– Вам известно, что Сидней увлекся мною, что я ему отказала и уехала. Но вы не знаете другого, домогательства Сиднея сводят меня с ума, ибо он грозит отнять единственное мое сокровище – мое доброе имя. Вы не знаете, что в отчаянии я пыталась покончить с собой. Да, как ни дико это звучит, а я жаждала лишить себя жизни, ибо что такое моя жизнь? В лучшие времена – бремя, а с тех пор, как Сидней преследует меня – настоящая пытка. Вы потрясены; но я говорю вам правду. Леди Сидней может подтвердить мои слова, а сестры милосердия признаются, что вовсе не лихорадка привела меня в больницу. Теперь же, хотя телесная рана затянулась, сердце мое продолжает изнывать. Оно сгорает от стыда и негодования – чувств, на которые способна только гордая женщина.
Мисс Мьюр умолкла. Ее глаза сверкали, щеки горели румянцем, руки были прижаты к груди. Ковентри молчал, ибо удивление, гнев, недоверие и восхищение столь причудливо перепутались в его голове, что он разучился говорить. Джин нарушила паузу.

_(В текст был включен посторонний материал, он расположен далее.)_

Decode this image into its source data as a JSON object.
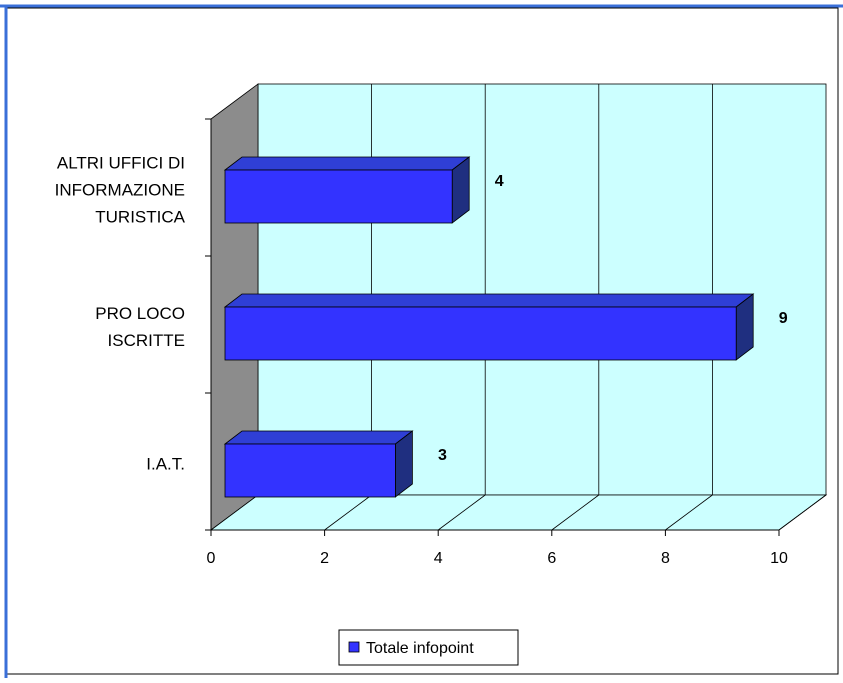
{
  "chart_data": {
    "type": "bar",
    "orientation": "horizontal",
    "style": "3d",
    "categories": [
      [
        "ALTRI UFFICI DI",
        "INFORMAZIONE",
        "TURISTICA"
      ],
      [
        "PRO LOCO",
        "ISCRITTE"
      ],
      [
        "I.A.T."
      ]
    ],
    "series": [
      {
        "name": "Totale infopoint",
        "values": [
          4,
          9,
          3
        ]
      }
    ],
    "data_labels": [
      "4",
      "9",
      "3"
    ],
    "xlim": [
      0,
      10
    ],
    "xticks": [
      "0",
      "2",
      "4",
      "6",
      "8",
      "10"
    ],
    "grid": true,
    "legend_position": "bottom",
    "colors": {
      "bar_front": "#3333ff",
      "bar_top": "#2f3fd6",
      "bar_side": "#1f2f80",
      "wall": "#ccffff",
      "wall_side": "#8c8c8c",
      "border_accent": "#3a6fd8"
    }
  }
}
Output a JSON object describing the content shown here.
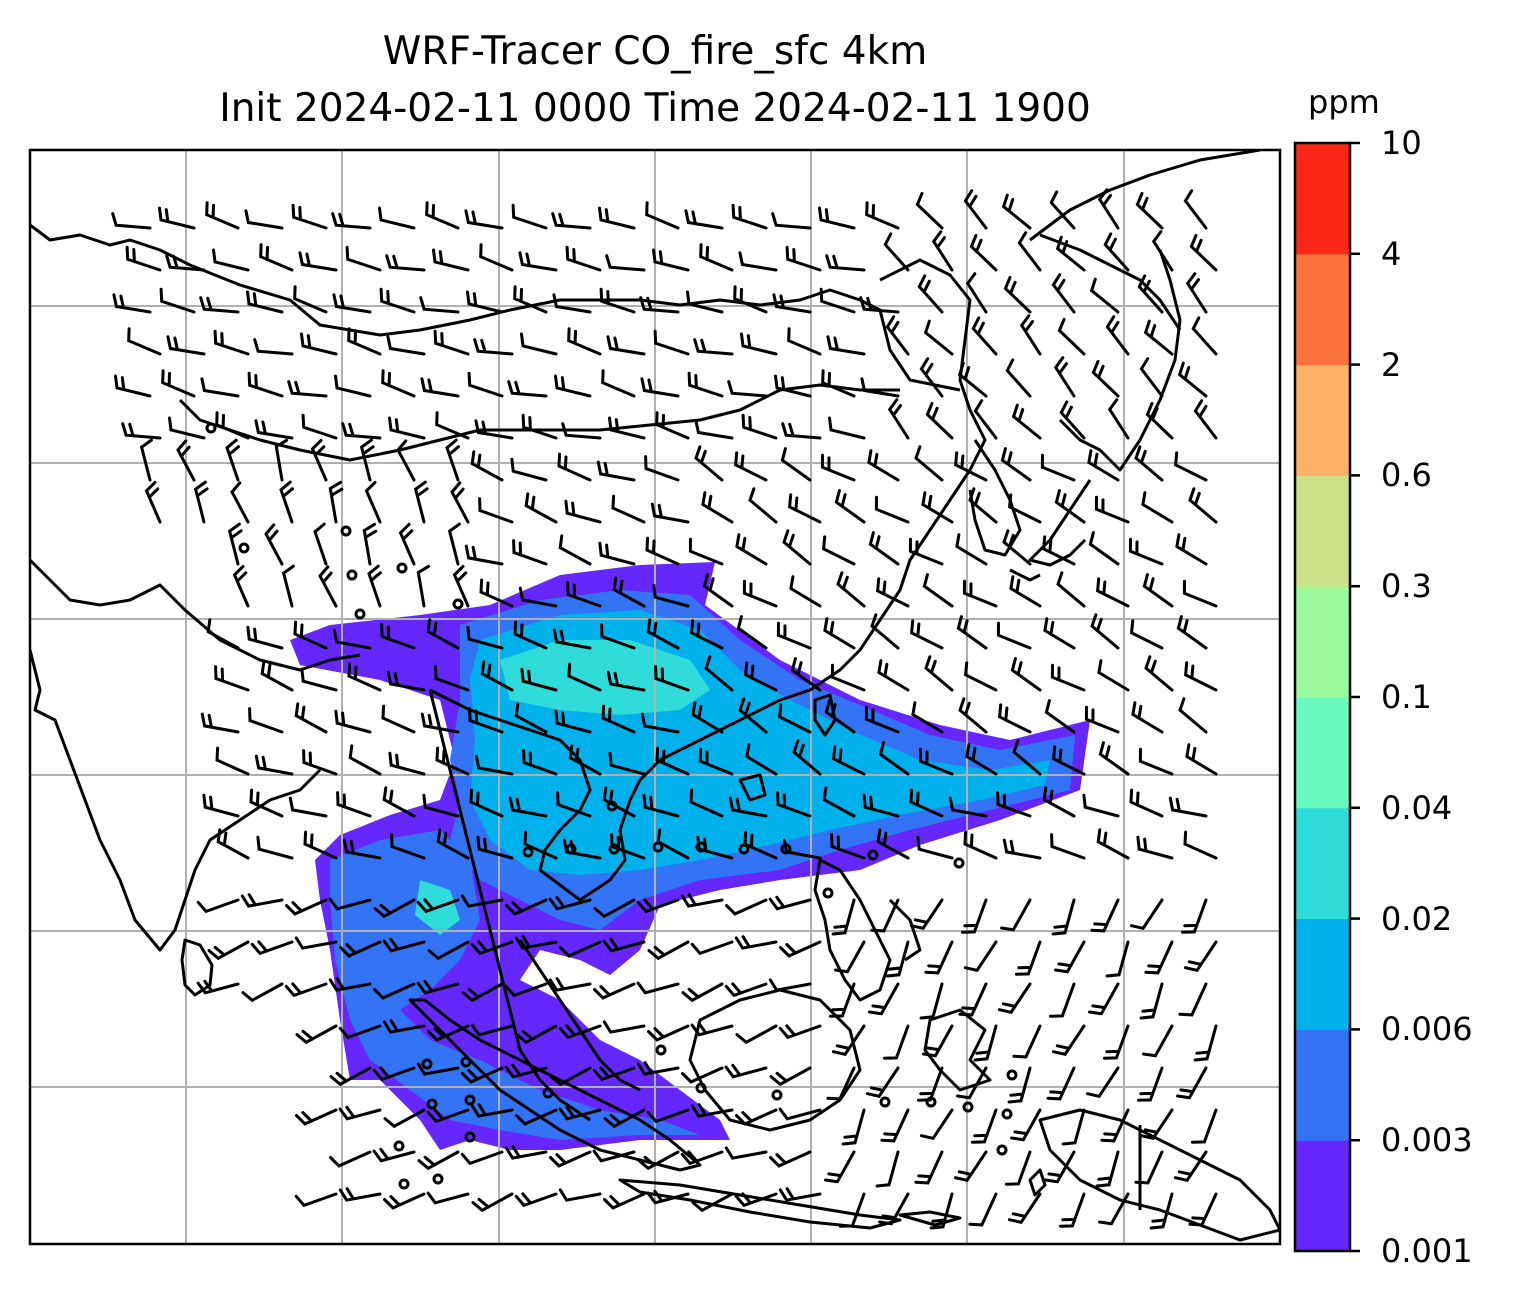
{
  "title_line1": "WRF-Tracer CO_fire_sfc 4km",
  "title_line2": "Init 2024-02-11 0000 Time 2024-02-11 1900",
  "colorbar": {
    "unit": "ppm",
    "ticks": [
      "0.001",
      "0.003",
      "0.006",
      "0.02",
      "0.04",
      "0.1",
      "0.3",
      "0.6",
      "2",
      "4",
      "10"
    ],
    "colors": [
      "#6527fb",
      "#3373f6",
      "#00b1ec",
      "#2fdcd9",
      "#68fac0",
      "#9cfa9c",
      "#cde187",
      "#fdb067",
      "#fd7340",
      "#fd2717"
    ]
  },
  "map": {
    "gridlines": true,
    "gridline_color": "#b0b0b0",
    "coastline_color": "#000000",
    "field": "CO_fire_sfc",
    "overlay": "wind barbs"
  }
}
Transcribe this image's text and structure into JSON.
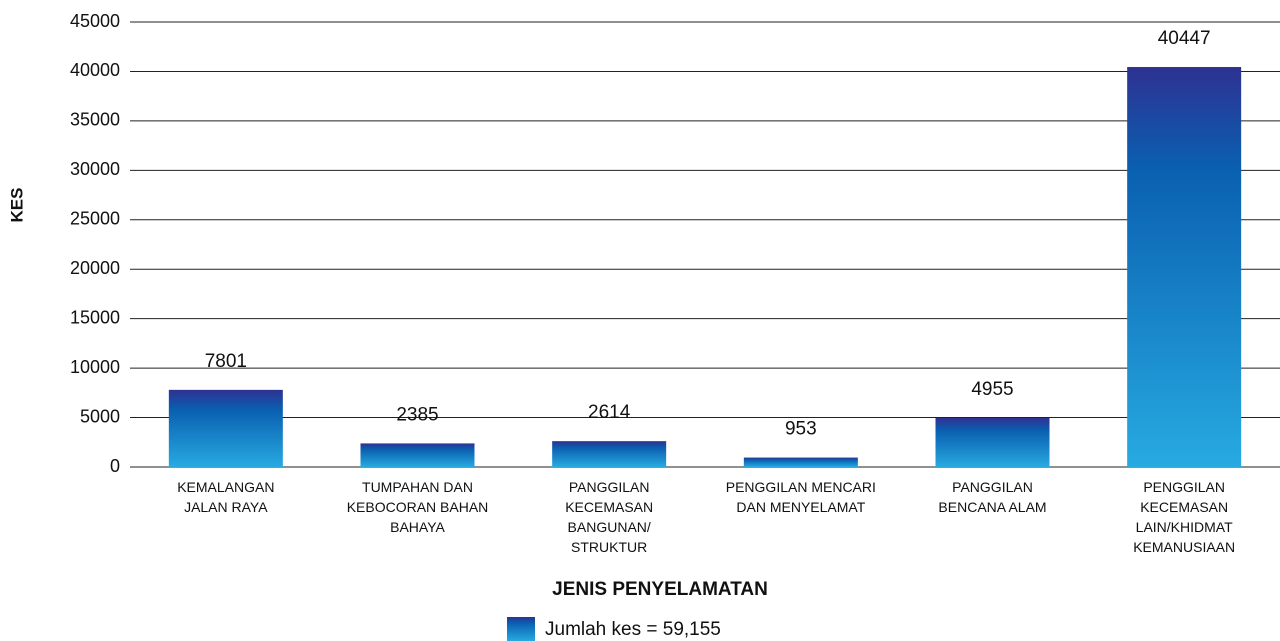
{
  "chart_data": {
    "type": "bar",
    "x_label": "JENIS PENYELAMATAN",
    "y_label": "KES",
    "categories": [
      "KEMALANGAN\nJALAN RAYA",
      "TUMPAHAN DAN\nKEBOCORAN BAHAN\nBAHAYA",
      "PANGGILAN\nKECEMASAN\nBANGUNAN/\nSTRUKTUR",
      "PENGGILAN MENCARI\nDAN MENYELAMAT",
      "PANGGILAN\nBENCANA ALAM",
      "PENGGILAN\nKECEMASAN\nLAIN/KHIDMAT\nKEMANUSIAAN"
    ],
    "series": [
      {
        "name": "Jumlah kes = 59,155",
        "color": "#0a5fb0",
        "values": [
          7801,
          2385,
          2614,
          953,
          4955,
          40447
        ]
      }
    ],
    "ylim": [
      0,
      45000
    ],
    "yticks": [
      0,
      5000,
      10000,
      15000,
      20000,
      25000,
      30000,
      35000,
      40000,
      45000
    ],
    "grid": true
  }
}
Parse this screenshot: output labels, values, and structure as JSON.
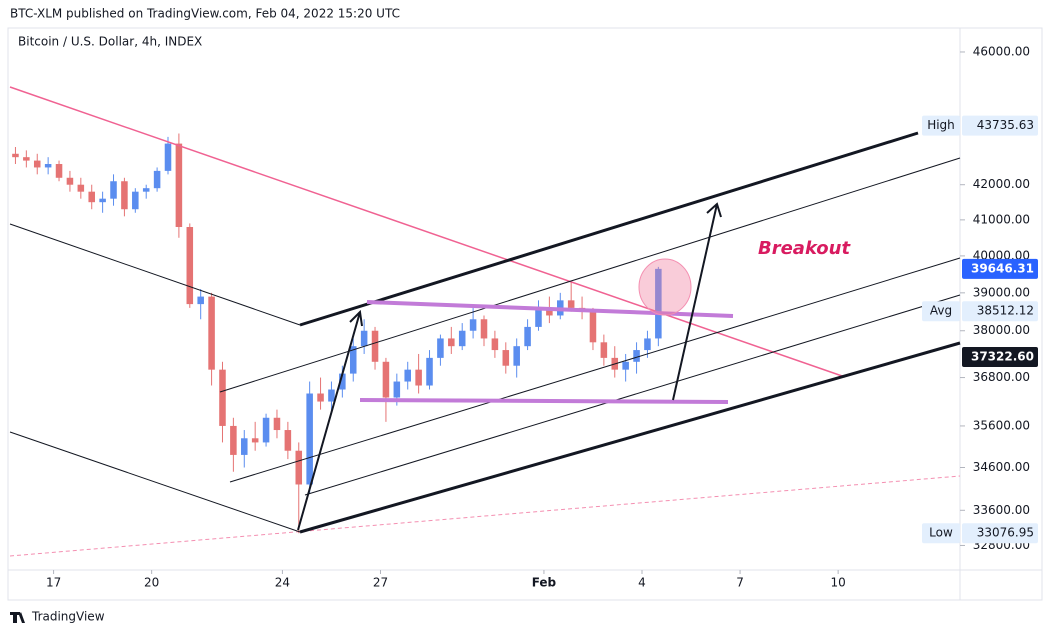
{
  "header": "BTC-XLM published on TradingView.com, Feb 04, 2022 15:20 UTC",
  "footer": "TradingView",
  "chart_data": {
    "type": "candlestick",
    "title": "Bitcoin / U.S. Dollar, 4h, INDEX",
    "annotation": "Breakout",
    "up_color": "#5b8def",
    "down_color": "#e57373",
    "log_scale": true,
    "ylim": [
      32253,
      46698
    ],
    "yticks": [
      {
        "value": 46000,
        "label": "46000.00"
      },
      {
        "value": 42000,
        "label": "42000.00"
      },
      {
        "value": 41000,
        "label": "41000.00"
      },
      {
        "value": 40000,
        "label": "40000.00"
      },
      {
        "value": 39000,
        "label": "39000.00"
      },
      {
        "value": 38000,
        "label": "38000.00"
      },
      {
        "value": 36800,
        "label": "36800.00"
      },
      {
        "value": 35600,
        "label": "35600.00"
      },
      {
        "value": 34600,
        "label": "34600.00"
      },
      {
        "value": 33600,
        "label": "33600.00"
      },
      {
        "value": 32800,
        "label": "32800.00"
      }
    ],
    "xlim": [
      0,
      87
    ],
    "xticks": [
      {
        "value": 4,
        "label": "17"
      },
      {
        "value": 13,
        "label": "20"
      },
      {
        "value": 25,
        "label": "24"
      },
      {
        "value": 34,
        "label": "27"
      },
      {
        "value": 49,
        "label": "Feb"
      },
      {
        "value": 58,
        "label": "4"
      },
      {
        "value": 67,
        "label": "7"
      },
      {
        "value": 76,
        "label": "10"
      }
    ],
    "price_labels": [
      {
        "name": "High",
        "value": 43735.63,
        "label": "43735.63",
        "color": "#e3effd"
      },
      {
        "value": 39646.31,
        "label": "39646.31",
        "color": "#2962ff"
      },
      {
        "name": "Avg",
        "value": 38512.12,
        "label": "38512.12",
        "color": "#e3effd"
      },
      {
        "value": 37322.6,
        "label": "37322.60",
        "color": "#131722"
      },
      {
        "name": "Low",
        "value": 33076.95,
        "label": "33076.95",
        "color": "#e3effd"
      }
    ],
    "open": [
      42900,
      42800,
      42700,
      42500,
      42600,
      42200,
      42000,
      41800,
      41500,
      41600,
      42100,
      41300,
      41800,
      41900,
      42400,
      43200,
      40800,
      38700,
      38900,
      37000,
      35600,
      34900,
      35300,
      35200,
      35800,
      35500,
      35000,
      34200,
      36400,
      36200,
      36500,
      36900,
      37600,
      38000,
      37200,
      36300,
      36700,
      37000,
      36600,
      37300,
      37800,
      37600,
      38000,
      38300,
      37800,
      37500,
      37100,
      37600,
      38100,
      38600,
      38400,
      38800,
      38600,
      38500,
      37700,
      37300,
      37000,
      37200,
      37500,
      37800
    ],
    "high": [
      43100,
      43000,
      42900,
      42800,
      42700,
      42400,
      42200,
      42000,
      41800,
      42300,
      42200,
      41900,
      42000,
      42500,
      43400,
      43500,
      40900,
      39100,
      39000,
      37200,
      35800,
      35500,
      35700,
      35900,
      36000,
      35700,
      35200,
      36700,
      36800,
      36700,
      37100,
      37800,
      38300,
      38100,
      37300,
      36900,
      37200,
      37400,
      37500,
      37900,
      38100,
      38200,
      38600,
      38400,
      38000,
      37700,
      37800,
      38300,
      38800,
      38900,
      39000,
      39300,
      38900,
      38600,
      37900,
      37600,
      37400,
      37700,
      38000,
      39700
    ],
    "low": [
      42600,
      42500,
      42300,
      42300,
      42100,
      41800,
      41600,
      41300,
      41200,
      41400,
      41100,
      41200,
      41600,
      41800,
      42300,
      40500,
      38600,
      38300,
      36600,
      35200,
      34500,
      34600,
      35000,
      35100,
      35300,
      34800,
      33077,
      34000,
      36000,
      35900,
      36300,
      36700,
      37400,
      37000,
      35700,
      36100,
      36500,
      36400,
      36500,
      37100,
      37400,
      37500,
      37800,
      37600,
      37300,
      36900,
      36800,
      37500,
      38000,
      38200,
      38300,
      38500,
      38300,
      37500,
      37100,
      36800,
      36700,
      36900,
      37300,
      37600
    ],
    "close": [
      42800,
      42700,
      42500,
      42600,
      42200,
      42000,
      41800,
      41500,
      41600,
      42100,
      41300,
      41800,
      41900,
      42400,
      43200,
      40800,
      38700,
      38900,
      37000,
      35600,
      34900,
      35300,
      35200,
      35800,
      35500,
      35000,
      34200,
      36400,
      36200,
      36500,
      36900,
      37600,
      38000,
      37200,
      36300,
      36700,
      37000,
      36600,
      37300,
      37800,
      37600,
      38000,
      38300,
      37800,
      37500,
      37100,
      37600,
      38100,
      38600,
      38400,
      38800,
      38600,
      38500,
      37700,
      37300,
      37000,
      37200,
      37500,
      37800,
      39646.31
    ]
  }
}
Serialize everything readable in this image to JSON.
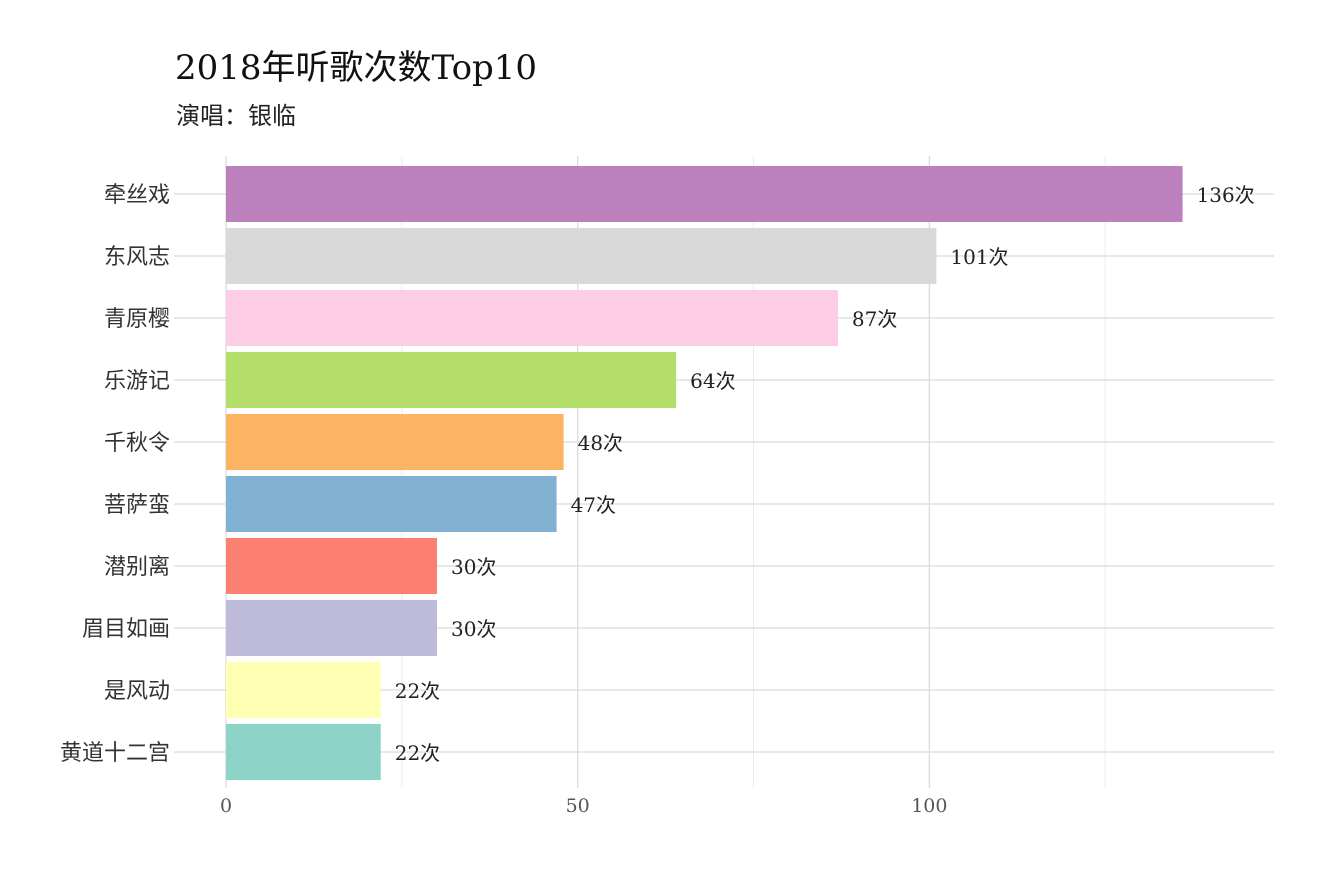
{
  "chart_data": {
    "type": "bar",
    "orientation": "horizontal",
    "title": "2018年听歌次数Top10",
    "subtitle": "演唱：银临",
    "xlabel": "",
    "ylabel": "",
    "xlim": [
      0,
      149
    ],
    "x_ticks": [
      0,
      50,
      100
    ],
    "grid": true,
    "legend": "none",
    "categories": [
      "牵丝戏",
      "东风志",
      "青原樱",
      "乐游记",
      "千秋令",
      "菩萨蛮",
      "潜别离",
      "眉目如画",
      "是风动",
      "黄道十二宫"
    ],
    "values": [
      136,
      101,
      87,
      64,
      48,
      47,
      30,
      30,
      22,
      22
    ],
    "data_labels": [
      "136次",
      "101次",
      "87次",
      "64次",
      "48次",
      "47次",
      "30次",
      "30次",
      "22次",
      "22次"
    ],
    "colors": [
      "#BC80BD",
      "#D9D9D9",
      "#FCCDE5",
      "#B3DE69",
      "#FDB462",
      "#80B1D3",
      "#FB8072",
      "#BEBADA",
      "#FFFFB3",
      "#8DD3C7"
    ]
  }
}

– Мой близкий к безумию поступок убедил Сиднея в моей непреодолимой антипатии. Сидней уехал, а я решила, что его буйная страсть будет исцелена разлукой. Однако этого не произошло. Я живу в постоянном страхе, что последует очередная волна домогательств, что поползновения возобновятся с новой силой. Леди Сидней обещала не говорить сыну, где я обрела новое пристанище, но он сам меня нашел и вот – пишет мне. Письмо, которое я просила вас отвезти в Лондон, было ответом; в нем я умоляла Сиднея не нарушать мой покой. Вы это письмо не передали; я тогда даже обрадовалась, сочтя, что молчание вернее погасит надежду. Я ошиблась: в новом письме он еще отчаяннее требует моей любви и утверждает, что не прекратит посягательств, пока я не дам другому мужчине права защищать меня. Я могла бы это сделать; искушение тем сильнее, чем тяжелее мое положение. И все же мне дорога моя свобода, я не желаю выходить замуж – ведь получается, что на брак меня толкает неприятный мне человек. Так что же остается? Как иначе добиться избавления? Будьте моим другом, помогите мне!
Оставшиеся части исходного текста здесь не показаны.